Characters That Cannot Be Registered in Written

Strings containing the following characters cannot be registered in the written:

Character
Character Name
|Vertical bar
Space
:Colon

Alternative Written

The "alternative written" is a string you want to replace with the "written". Like the written, the alternative written is also made more likely to appear as a recognition result candidate before being replaced with the written. While it can be used to provide pronunciation information for the "written", it has a different nature from the "pronunciation" in word registration for the Hybrid engine.

For example, let's say you want to make the word "雲母" (mica) easier to recognize. Since "雲母" is normally read as "うんも", it can be a candidate for recognition results of the utterance "うんも" without using the alternative written to provide pronunciation information. Therefore, keyword biasing as follows will make "雲母" more likely to be recognized when "うんも" is spoken. The numeric value for the biasing level is just an example.

雲母  0.8

Now, if you also want the utterance "きらら" to be recognized as "雲母", you can use the alternative written for keyword biasing as follows:

雲母 キララ 0.8

In this case, both utterances "うんも" and "きらら" will be more likely to be recognized as "雲母".

tip

The alternative written is a mechanism where the End to End engine replaces it with the "written" word when it produces the alternative written as a recognition result. Therefore, if the engine never considers the alternative written as a recognition result candidate, keyword biasing will not work. For Japanese End to End engines, proper nouns are more likely to have katakana transcriptions as recognition result candidates, so registering katakana transcriptions as alternative writtens can be expected to work appropriately for keyword biasing.

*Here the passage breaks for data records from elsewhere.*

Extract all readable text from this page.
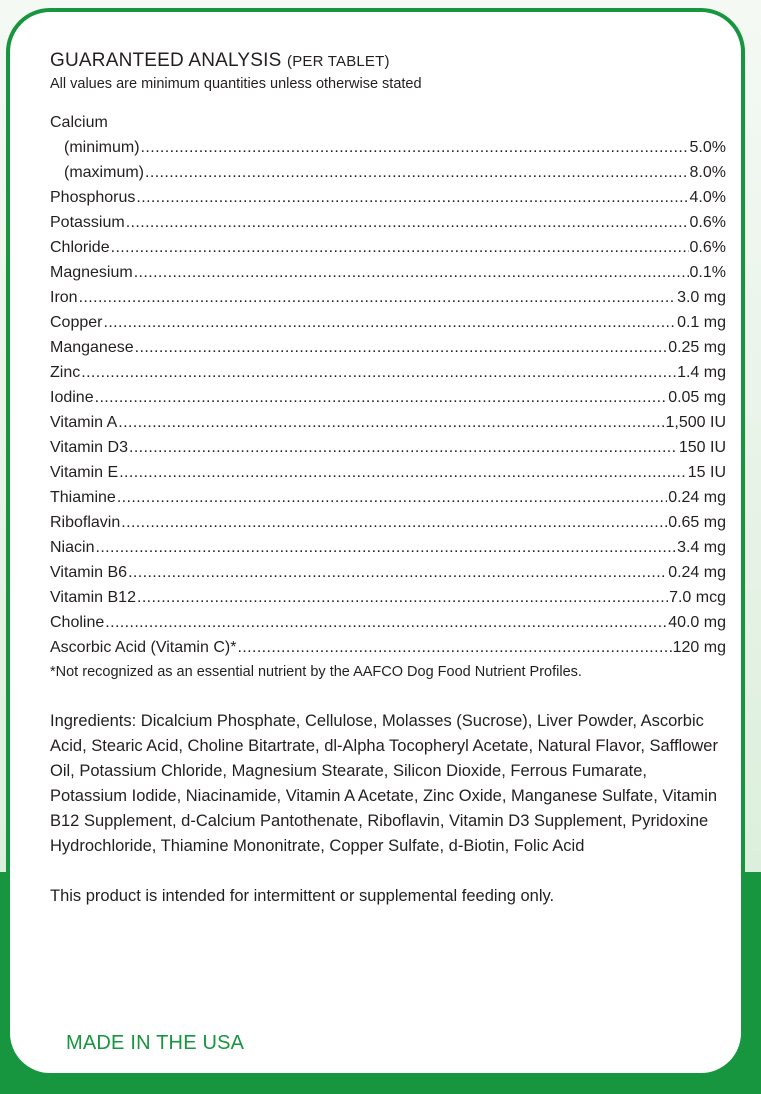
GUARANTEED ANALYSIS (PER TABLET)

All values are minimum quantities unless otherwise stated

Calcium
(minimum) .....	5.0%
(maximum) .....	8.0%
Phosphorus .....	4.0%
Potassium .....	0.6%
Chloride .....	0.6%
Magnesium .....	0.1%
Iron .....	3.0 mg
Copper .....	0.1 mg
Manganese .....	0.25 mg
Zinc .....	1.4 mg
Iodine .....	0.05 mg
Vitamin A .....	1,500 IU
Vitamin D3 .....	150 IU
Vitamin E .....	15 IU
Thiamine .....	0.24 mg
Riboflavin .....	0.65 mg
Niacin .....	3.4 mg
Vitamin B6 .....	0.24 mg
Vitamin B12 .....	7.0 mcg
Choline .....	40.0 mg
Ascorbic Acid (Vitamin C)* .....	120 mg

*Not recognized as an essential nutrient by the AAFCO Dog Food Nutrient Profiles.

Ingredients: Dicalcium Phosphate, Cellulose, Molasses (Sucrose), Liver Powder, Ascorbic Acid, Stearic Acid, Choline Bitartrate, dl-Alpha Tocopheryl Acetate, Natural Flavor, Safflower Oil, Potassium Chloride, Magnesium Stearate, Silicon Dioxide, Ferrous Fumarate, Potassium Iodide, Niacinamide, Vitamin A Acetate, Zinc Oxide, Manganese Sulfate, Vitamin B12 Supplement, d-Calcium Pantothenate, Riboflavin, Vitamin D3 Supplement, Pyridoxine Hydrochloride, Thiamine Mononitrate, Copper Sulfate, d-Biotin, Folic Acid

This product is intended for intermittent or supplemental feeding only.

MADE IN THE USA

For example, if you want the utterance "ぱれおぱらどきしあ" to be recognized as "絶滅哺乳類" (extinct mammal), specifying "絶滅哺乳類" as the written and registering the katakana transcription "パレオパラドキシア" as the alternative written, rather than "ぱれおぱらどきしあ", is more likely to work appropriately.

note

It is not guaranteed that all parts matching the alternative written in the recognition results will always be replaced with the written, causing the alternative written to disappear from the recognition results. If you want to always replace a certain string with a different string, it is recommended to perform post-processing on the recognition results on the client system side.

Characters That Cannot Be Registered in Alternative Written

Strings containing the following characters cannot be registered in the alternative written:

Character
Character Name
|Vertical bar
Space

Special Characters Usable in Alternative Written

There are special characters that have specific functions when used in the alternative written.

Character
Character Name
Description
_UnderscoreSymbol representing word separation
tip

If the underscore "_" is used in the written or alternative written to represent word separation, the recognition result candidate must also have word separations in the same way to be considered a match with the written or alternative written. For example, if keyword biasing is specified as follows and "ぱれおぱらどきしあ" is spoken, if the recognition result candidate is a continuous word like "パレオパラドキシア", it will be judged as different from the two words "パレオパラ" and "ドキシア" lined up in the alternative written, and this keyword biasing will not work.

絶滅哺乳類 パレオパラ_ドキシア 0.5

Conversely, if the written or alternative written is made into a continuous word without using an underscore, keyword biasing will work even if the recognition result candidate is separated into multiple words.

Biasing Level

The "biasing level" specifies the strength of keyword biasings. Values from 0 to 1 can be specified, where 0 represents no emphasis, meaning the word will neither become more likely nor less likely to appear. A value of 1 represents strong keyword biasing, potentially at the expense of overall recognition accuracy. If not specified, the default value is 0.5.